Nach jahrelanger Lobbyarbeit, Kampagnen und Aufklärungsarbeit haben das tschechische Justizministerium und der Menschenrechtsbeauftragte einen Gesetzentwurf vorgelegt, der dieser schädlichen Praxis ein Ende setzen würde. Zwar muss dieser Entwurf noch von beiden Parlamenten und vom Präsidenten ratifiziert werden, um Gesetzeskraft zu erlangen, doch könnte dies einen enormen Fortschritt für die Rechte von Transpersonen in der Region bedeuten.
“Jeder hat das Recht, sich frei so auszudrücken, wie er ist – und von der Gesellschaft in seiner gesamten Identität anerkannt zu werden. Transmensch*en haben derzeit keine freie Wahl; sie müssen sich entweder einer Operation mit allen damit verbundenen Risiken unterziehen oder bleiben in ihrer offiziellen Identität gefangen”, sagte die Regierungsbeauftragte für Menschenrechte, Klára Šimáčková Laurenčíková.
Viktor Heumann, Vorsitzender von Trans*parent, sagte: “Die derzeitige Gesetzgebung ist barbarisch und behandelt Transmenschen nicht als Menschen, die gleiche Chancen und Lebensbedingungen haben sollten.
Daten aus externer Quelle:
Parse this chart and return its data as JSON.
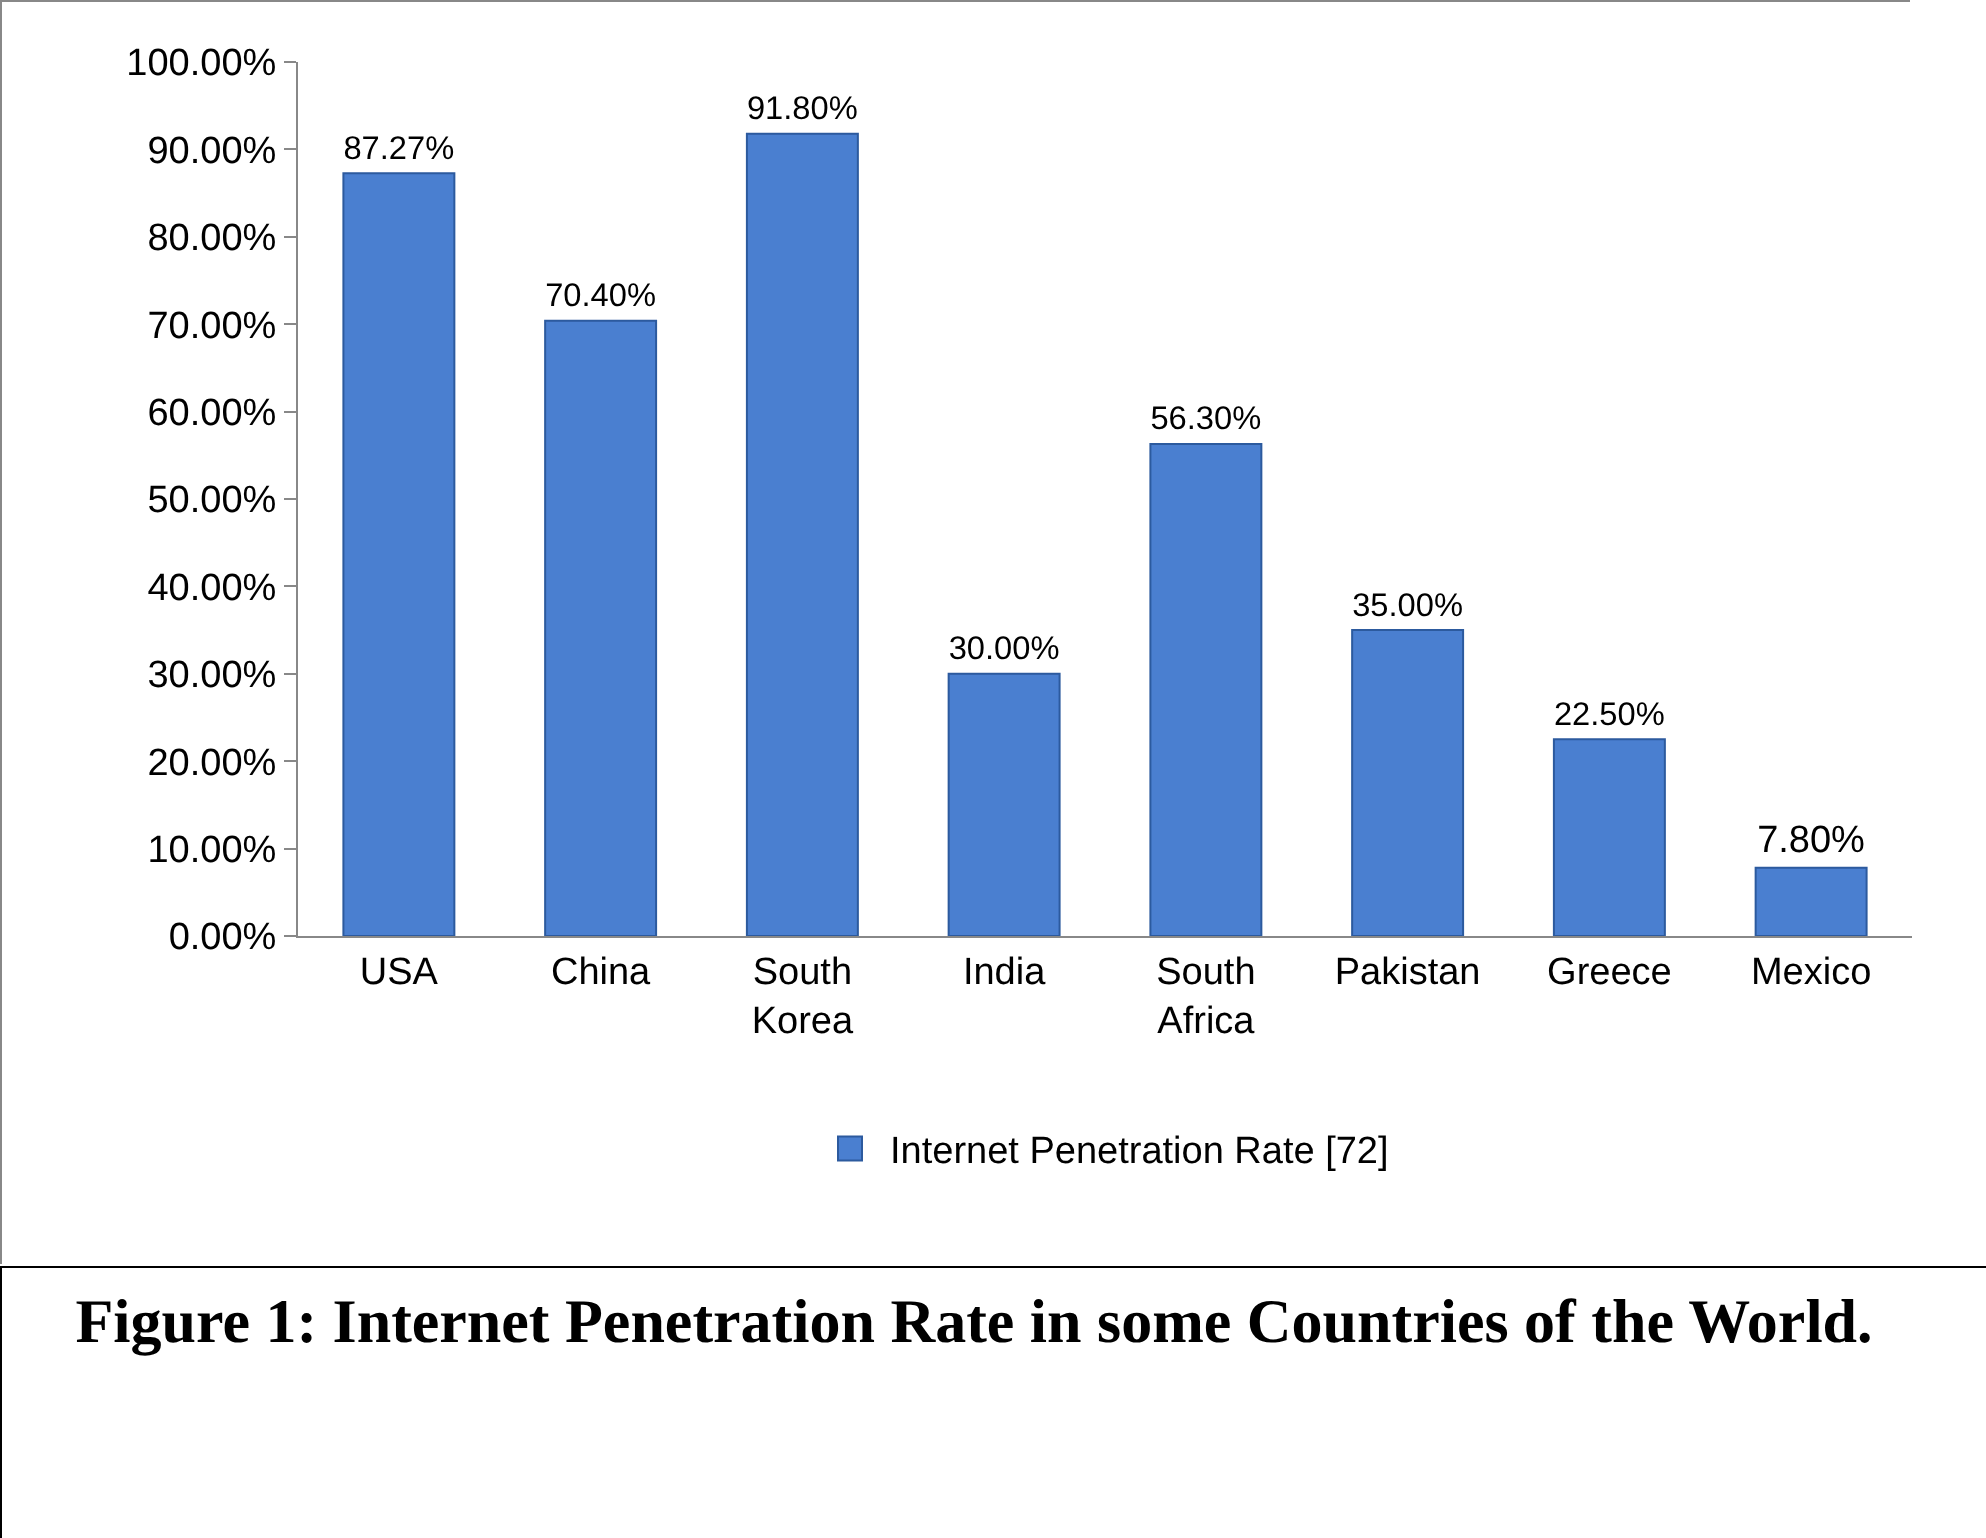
{
  "chart_data": {
    "type": "bar",
    "categories": [
      "USA",
      "China",
      "South Korea",
      "India",
      "South Africa",
      "Pakistan",
      "Greece",
      "Mexico"
    ],
    "series": [
      {
        "name": "Internet Penetration Rate [72]",
        "color": "#4a7fd0",
        "values": [
          87.27,
          70.4,
          91.8,
          30,
          56.3,
          35,
          22.5,
          7.8
        ],
        "value_labels": [
          "87.27%",
          "70.40%",
          "91.80%",
          "30.00%",
          "56.30%",
          "35.00%",
          "22.50%",
          "7.80%"
        ]
      }
    ],
    "ylim": [
      0,
      100
    ],
    "yticks": [
      {
        "value": 0,
        "label": "0.00%"
      },
      {
        "value": 10,
        "label": "10.00%"
      },
      {
        "value": 20,
        "label": "20.00%"
      },
      {
        "value": 30,
        "label": "30.00%"
      },
      {
        "value": 40,
        "label": "40.00%"
      },
      {
        "value": 50,
        "label": "50.00%"
      },
      {
        "value": 60,
        "label": "60.00%"
      },
      {
        "value": 70,
        "label": "70.00%"
      },
      {
        "value": 80,
        "label": "80.00%"
      },
      {
        "value": 90,
        "label": "90.00%"
      },
      {
        "value": 100,
        "label": "100.00%"
      }
    ],
    "grid": false,
    "legend": "bottom",
    "annotations": [
      "Figure 1: Internet Penetration Rate in some Countries of the World."
    ]
  }
}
Die Abschaffung der Zwangskastrationen wäre ein historischer Meilenstein und ein großer Schritt für die Tschechische Republik in Richtung westlich orientierter Demokratien. Wir hoffen daher auf ein möglichst zügiges Gesetzgebungsverfahren und eine Änderung, die endlich den Wert jedes Menschen anerkennt.”